Chris Mann, managing partner of MorganFranklin Consulting, said the increase in pace of IPOs could be a sign that companies are more confident in the stability of the economy. Mann predicts the number of public offerings to grow throughout the year.

“We expect the growth to continue,” Mann said. “We think there are still a number of companies that have continued to delay their IPOs. That creates a backlog and should set us up for a strong second half of 2017.”

Thanks to the extended period of low market volatility, Mann said, he remains optimistic about the prospect for more public offerings moving forward.

Going Public

Going public, like much else, has its pros and cons. A newly public company can raise a great deal of capital in a short time, often seeing its valuation jump as well if speculative investors take an interest in its IPO.

“Quick access to a significant amount of capital allows companies to do the things they want to do, whether that’s growing through acquisitions, investing in new technology or finding new potential customers,” Mann said.

On the other hand, going public means opening up the company’s finances to public scrutiny, which also reveals the health of the organization to competitors.

“It involves basically managing your business so that investors and analysts have complete visibility into what’s going on,” Mann said. “[That’s especially true] when you’re in a situation issuing guidance and expectations to the street.

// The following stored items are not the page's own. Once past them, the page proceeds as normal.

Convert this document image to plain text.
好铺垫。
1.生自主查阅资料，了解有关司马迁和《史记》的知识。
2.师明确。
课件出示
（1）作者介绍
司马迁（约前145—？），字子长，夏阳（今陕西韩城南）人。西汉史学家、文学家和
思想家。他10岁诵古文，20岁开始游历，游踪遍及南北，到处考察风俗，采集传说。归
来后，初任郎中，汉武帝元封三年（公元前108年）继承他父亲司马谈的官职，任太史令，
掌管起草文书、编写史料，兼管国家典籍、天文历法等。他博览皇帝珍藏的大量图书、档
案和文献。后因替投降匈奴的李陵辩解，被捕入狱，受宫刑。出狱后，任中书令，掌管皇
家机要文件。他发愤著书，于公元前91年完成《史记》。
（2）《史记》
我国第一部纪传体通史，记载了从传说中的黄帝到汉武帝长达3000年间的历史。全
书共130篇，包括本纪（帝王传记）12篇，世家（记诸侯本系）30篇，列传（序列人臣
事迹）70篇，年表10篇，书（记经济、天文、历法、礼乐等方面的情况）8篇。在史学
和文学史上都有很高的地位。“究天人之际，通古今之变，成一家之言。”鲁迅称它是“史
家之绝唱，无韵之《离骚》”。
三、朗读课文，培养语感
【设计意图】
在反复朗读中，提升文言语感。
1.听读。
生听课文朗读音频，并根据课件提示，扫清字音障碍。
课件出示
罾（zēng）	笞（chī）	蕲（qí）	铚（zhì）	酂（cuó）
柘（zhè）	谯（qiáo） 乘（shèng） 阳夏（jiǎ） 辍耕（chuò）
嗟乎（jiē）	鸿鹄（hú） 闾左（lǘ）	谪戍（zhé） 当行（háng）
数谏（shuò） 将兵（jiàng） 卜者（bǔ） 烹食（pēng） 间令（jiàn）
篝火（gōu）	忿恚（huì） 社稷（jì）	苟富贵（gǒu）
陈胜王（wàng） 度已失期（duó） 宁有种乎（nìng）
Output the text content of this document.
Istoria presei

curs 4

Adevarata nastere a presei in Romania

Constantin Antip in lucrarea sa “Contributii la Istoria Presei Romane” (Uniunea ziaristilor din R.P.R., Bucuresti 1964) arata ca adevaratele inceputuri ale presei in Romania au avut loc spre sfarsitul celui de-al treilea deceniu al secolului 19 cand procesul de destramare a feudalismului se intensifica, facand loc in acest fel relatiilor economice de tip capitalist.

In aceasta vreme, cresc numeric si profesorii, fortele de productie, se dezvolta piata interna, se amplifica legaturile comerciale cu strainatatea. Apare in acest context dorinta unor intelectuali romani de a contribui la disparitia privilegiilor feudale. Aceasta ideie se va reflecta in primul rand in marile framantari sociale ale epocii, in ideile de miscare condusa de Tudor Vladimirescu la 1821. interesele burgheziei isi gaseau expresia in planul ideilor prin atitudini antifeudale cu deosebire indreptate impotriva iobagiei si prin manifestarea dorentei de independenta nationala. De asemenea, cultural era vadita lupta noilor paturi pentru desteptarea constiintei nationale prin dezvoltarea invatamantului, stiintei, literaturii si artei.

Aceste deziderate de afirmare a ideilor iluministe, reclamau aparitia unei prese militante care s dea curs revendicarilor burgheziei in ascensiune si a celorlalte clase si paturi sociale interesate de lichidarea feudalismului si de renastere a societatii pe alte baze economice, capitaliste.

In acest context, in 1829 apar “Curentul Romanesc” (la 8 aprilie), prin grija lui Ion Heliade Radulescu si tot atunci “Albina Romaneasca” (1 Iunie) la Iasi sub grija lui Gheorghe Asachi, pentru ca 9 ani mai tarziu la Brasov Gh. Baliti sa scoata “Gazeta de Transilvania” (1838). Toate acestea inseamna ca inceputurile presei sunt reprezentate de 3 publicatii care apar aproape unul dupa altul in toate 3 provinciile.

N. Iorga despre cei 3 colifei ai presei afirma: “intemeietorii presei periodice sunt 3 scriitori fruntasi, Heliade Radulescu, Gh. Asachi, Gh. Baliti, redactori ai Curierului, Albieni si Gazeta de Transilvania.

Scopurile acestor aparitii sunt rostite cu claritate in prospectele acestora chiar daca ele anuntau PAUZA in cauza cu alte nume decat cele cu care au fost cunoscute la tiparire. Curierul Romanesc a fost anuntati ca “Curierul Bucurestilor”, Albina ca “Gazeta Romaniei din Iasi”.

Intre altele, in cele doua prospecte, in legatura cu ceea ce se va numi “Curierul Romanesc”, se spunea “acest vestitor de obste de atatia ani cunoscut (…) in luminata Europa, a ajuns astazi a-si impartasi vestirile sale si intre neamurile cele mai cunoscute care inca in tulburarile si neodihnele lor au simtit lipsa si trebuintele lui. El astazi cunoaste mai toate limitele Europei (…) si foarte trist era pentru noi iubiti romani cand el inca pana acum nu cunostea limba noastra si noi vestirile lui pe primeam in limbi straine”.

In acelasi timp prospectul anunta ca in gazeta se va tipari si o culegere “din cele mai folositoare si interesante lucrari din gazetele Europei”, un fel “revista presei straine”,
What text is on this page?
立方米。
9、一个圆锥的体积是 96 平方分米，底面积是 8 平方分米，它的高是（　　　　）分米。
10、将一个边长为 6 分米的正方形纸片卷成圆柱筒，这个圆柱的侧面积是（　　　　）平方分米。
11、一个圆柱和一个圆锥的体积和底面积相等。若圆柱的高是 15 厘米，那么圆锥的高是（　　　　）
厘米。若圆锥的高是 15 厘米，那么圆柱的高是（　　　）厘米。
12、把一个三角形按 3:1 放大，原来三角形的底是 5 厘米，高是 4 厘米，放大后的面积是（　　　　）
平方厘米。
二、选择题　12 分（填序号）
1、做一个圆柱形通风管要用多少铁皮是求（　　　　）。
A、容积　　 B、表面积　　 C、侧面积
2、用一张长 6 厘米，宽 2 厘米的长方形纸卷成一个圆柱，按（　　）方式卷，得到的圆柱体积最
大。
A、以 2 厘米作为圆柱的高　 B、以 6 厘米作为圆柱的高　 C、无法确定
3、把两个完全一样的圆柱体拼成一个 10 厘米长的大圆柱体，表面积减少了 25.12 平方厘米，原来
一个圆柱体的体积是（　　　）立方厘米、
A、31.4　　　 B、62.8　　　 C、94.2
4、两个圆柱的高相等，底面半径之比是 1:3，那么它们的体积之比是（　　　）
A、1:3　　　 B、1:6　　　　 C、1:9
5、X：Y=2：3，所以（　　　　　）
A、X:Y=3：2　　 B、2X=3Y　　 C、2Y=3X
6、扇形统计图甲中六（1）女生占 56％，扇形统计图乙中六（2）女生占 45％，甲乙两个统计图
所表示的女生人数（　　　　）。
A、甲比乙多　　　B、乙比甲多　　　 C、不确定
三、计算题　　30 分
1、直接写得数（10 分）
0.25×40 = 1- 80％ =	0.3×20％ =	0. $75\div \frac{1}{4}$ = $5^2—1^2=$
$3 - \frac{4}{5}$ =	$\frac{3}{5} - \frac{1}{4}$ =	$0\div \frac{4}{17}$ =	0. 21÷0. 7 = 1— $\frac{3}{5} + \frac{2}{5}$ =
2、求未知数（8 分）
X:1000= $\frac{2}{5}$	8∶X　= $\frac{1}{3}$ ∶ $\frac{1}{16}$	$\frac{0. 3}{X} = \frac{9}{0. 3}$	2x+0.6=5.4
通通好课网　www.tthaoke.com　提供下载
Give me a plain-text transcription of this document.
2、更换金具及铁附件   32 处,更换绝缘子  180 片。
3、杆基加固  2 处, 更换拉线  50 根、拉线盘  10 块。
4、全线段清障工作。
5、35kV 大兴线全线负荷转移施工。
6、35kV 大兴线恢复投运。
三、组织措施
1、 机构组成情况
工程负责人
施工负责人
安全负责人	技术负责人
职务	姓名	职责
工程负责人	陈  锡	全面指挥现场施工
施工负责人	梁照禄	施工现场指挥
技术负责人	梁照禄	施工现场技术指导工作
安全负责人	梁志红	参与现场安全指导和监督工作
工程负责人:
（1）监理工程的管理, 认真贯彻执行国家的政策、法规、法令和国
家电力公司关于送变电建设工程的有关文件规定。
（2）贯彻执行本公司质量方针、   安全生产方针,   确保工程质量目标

That presents a challenge, as it can create volatility in your stock price depending on how your results are perceived by the investment community.”

Another potential boon for public offerings is the U.S. Securities and Exchange Commission (SEC) announcement that it would expand the provision of the JOBS Act known as the “IPO on-ramp,” which allows companies to file their public documents for review confidentially. The advantages of confidential SEC filings are massive, said Mann, because they allow you to get yourself ready from a regulatory perspective.

“Also, to have your S-1 document ready for primetime without all the downsides of losing confidentiality and giving others visibility into your business model, your economics, and really gives the competition a leg up if they can get into your financials and understand what’s going on within your company,” Mann added.

According to Ernst & Young’s JOBS Act update, 87 percent of the emerging growth companies (EGCs) that have filed IPO registration statements since Title I was enacted have taken advantage of the confidential registration statement SEC review process. Now that the process is open to all companies considering filing IPOs, the SEC hopes to see more companies going public.